Key Concepts
If you just want to quickly get started then you don't have to read this page. This is page covers the key concepts that we use.
Project
Project is the top-most concept when interfacing with the Kognic Platform. It is possible to have multiple ongoing projects, and they act as a container for other Kognic resources. Project setup is usually performed by the Kognic Professional Services team during the Guideline Agreement Process (GAP) of a new client engagement.
Within the Kognic APIs, projects are identified using an external identifier.
Batch
Input batches allow grouping of input data into smaller batches within a project. By default, every project has at least one input batch.
Ongoing projects can be benefited from having multiple batches in two ways:
- Group input data that are collected during a certain time interval
- Perform guideline or task definition changes without the need for retroactive changes.
Batch Status
Status | Description |
---|---|
pending | Batch has been created but is still not fully configured by Kognic. Either during project setup or requested changes |
open | Batch is open for new inputs |
ready | Batch has been published and no longer open for new inputs. |
in-progress | Kognic has started annotation of inputs within the batch. |
completed | Annotations has been completed. |
Request
During GAP, projects can have several annotation types as the end goal. For example, a project consisting of images can be assigned for both lane detection and object annotation. Within Kognic, a Request represents a specific annotation goal for a given input. We divide big and complex projects into several independent annotation types.
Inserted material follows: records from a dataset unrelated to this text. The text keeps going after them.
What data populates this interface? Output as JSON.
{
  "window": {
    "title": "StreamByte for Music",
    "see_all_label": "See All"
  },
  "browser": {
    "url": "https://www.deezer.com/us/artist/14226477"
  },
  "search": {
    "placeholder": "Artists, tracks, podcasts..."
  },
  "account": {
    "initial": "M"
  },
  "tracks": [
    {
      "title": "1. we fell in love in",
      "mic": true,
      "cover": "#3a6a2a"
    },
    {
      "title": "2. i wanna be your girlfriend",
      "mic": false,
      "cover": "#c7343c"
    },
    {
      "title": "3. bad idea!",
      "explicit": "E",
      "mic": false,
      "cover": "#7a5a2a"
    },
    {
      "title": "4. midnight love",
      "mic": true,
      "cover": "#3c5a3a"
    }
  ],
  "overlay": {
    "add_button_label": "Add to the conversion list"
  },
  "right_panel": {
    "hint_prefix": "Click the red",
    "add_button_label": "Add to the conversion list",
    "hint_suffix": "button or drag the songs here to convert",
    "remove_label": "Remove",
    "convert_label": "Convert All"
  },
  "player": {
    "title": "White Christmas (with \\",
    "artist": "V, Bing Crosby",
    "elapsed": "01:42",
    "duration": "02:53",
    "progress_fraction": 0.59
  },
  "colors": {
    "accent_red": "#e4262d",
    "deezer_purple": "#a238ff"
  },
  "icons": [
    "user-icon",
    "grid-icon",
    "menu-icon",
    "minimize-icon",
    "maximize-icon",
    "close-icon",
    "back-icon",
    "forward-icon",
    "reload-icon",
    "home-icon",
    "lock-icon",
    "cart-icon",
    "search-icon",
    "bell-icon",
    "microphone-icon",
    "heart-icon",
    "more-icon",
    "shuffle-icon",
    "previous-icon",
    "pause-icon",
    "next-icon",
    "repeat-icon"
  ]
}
This makes it possible to:
- Reduce the cognitive load on the annotators
- More annotators can work on the same data in parallel
- Simplify user interfaces
All of these contribute to a high level of quality while also reducing the total time needed for producing an annotation.
Guideline
In order to produce annotations, one needs to know what to annotate and how. This type of information is found in Guideline. A guideline defines what specific object to mark (e.g. vehicles and pedestrians), as well as how (e.g. bounding box). A guideline also includes detailed information about how to interpret the data, e.g. what it means by a vehicle is "heavily occluded".
Task Definition
Task Definition describes what should/could be annotated. How many object types? Bounding box, semantic segmentation or lines/splines for each object type? What are the properties for each object type? Task definitions are json files that the Kognic Professional Services team generates from the guideline. The task definition is then used by the Kognic App to construct the appropriate drawing tool. In other words, task definition can be understood as the machine readable quivalent of a guideline.
Scene
Before setting up any annotation task, the raw data needs to be correctly uploaded to the Kognic Platform. The scene specifies how data from different sources are combined together. Resources are images and point clouds, as well as metadata and calibrations (define sensors' properties). We support different types of setup, for example:
- Image(s) from a (multiple) camera(s)
- Image(s) from camera(s) combined with lidar point clouds
Another concept related to scene is frame. A frame is a discrete moment of a scene in time. Scenes can be either single frame or sequence (multiple frames). Sequence should be used when temporal information is important for producing the annotation.
Scene Types
Type | Description |
---|---|
Cameras | A single frame consisting of image(s) from 1-9 cameras |
LidarsAndCameras | A single frame consisting of 1-20 lidar point clouds and image(s) from 1-9 cameras |
CamerasSeq | A sequence of frames, each frame consisting of image(s) from 1-9 cameras |
LidarsAndCamerasSeq | A sequence of frames, each frame consisting of 1-20 lidar point clouds and image(s) from 1-9 cameras |
AggregatedLidarsAndCamerasSeq | A sequence of frames, each frame consisting of 1-20 lidar point clouds and image(s) from 1-9 cameras. However, point clouds are aggregated over time, producing a unified point cloud. |
Input
Once a scene has been uploaded to the Kognic Platform, one can create annotation tasks as inputs where each input is associated to a request. Differenciate input from scene enables efficient reuse of the uploaded data. For instance, multiple inputs can be created from the same scene enabling different kinds of annotation setups.
Note that one can create an input simultaneously when creating a scene by providing the project/batch that it should be associated to, see examples in Working with Scenes and Inputs.
Annotation
An annotation is produced when inputs are successfully annotated in a request. Annotations are provided by kognic-io
API as json objects
in ASAM OpenLABEL format. More information on how to download these annotations along with some examples of
how to work with them is available in the Downloading Annotations chapter.
Apart from kognic-io
API, Kognic also provides a library called kognic-openlabel
,
which makes it easy to parse and work with the OpenLABEL json objects.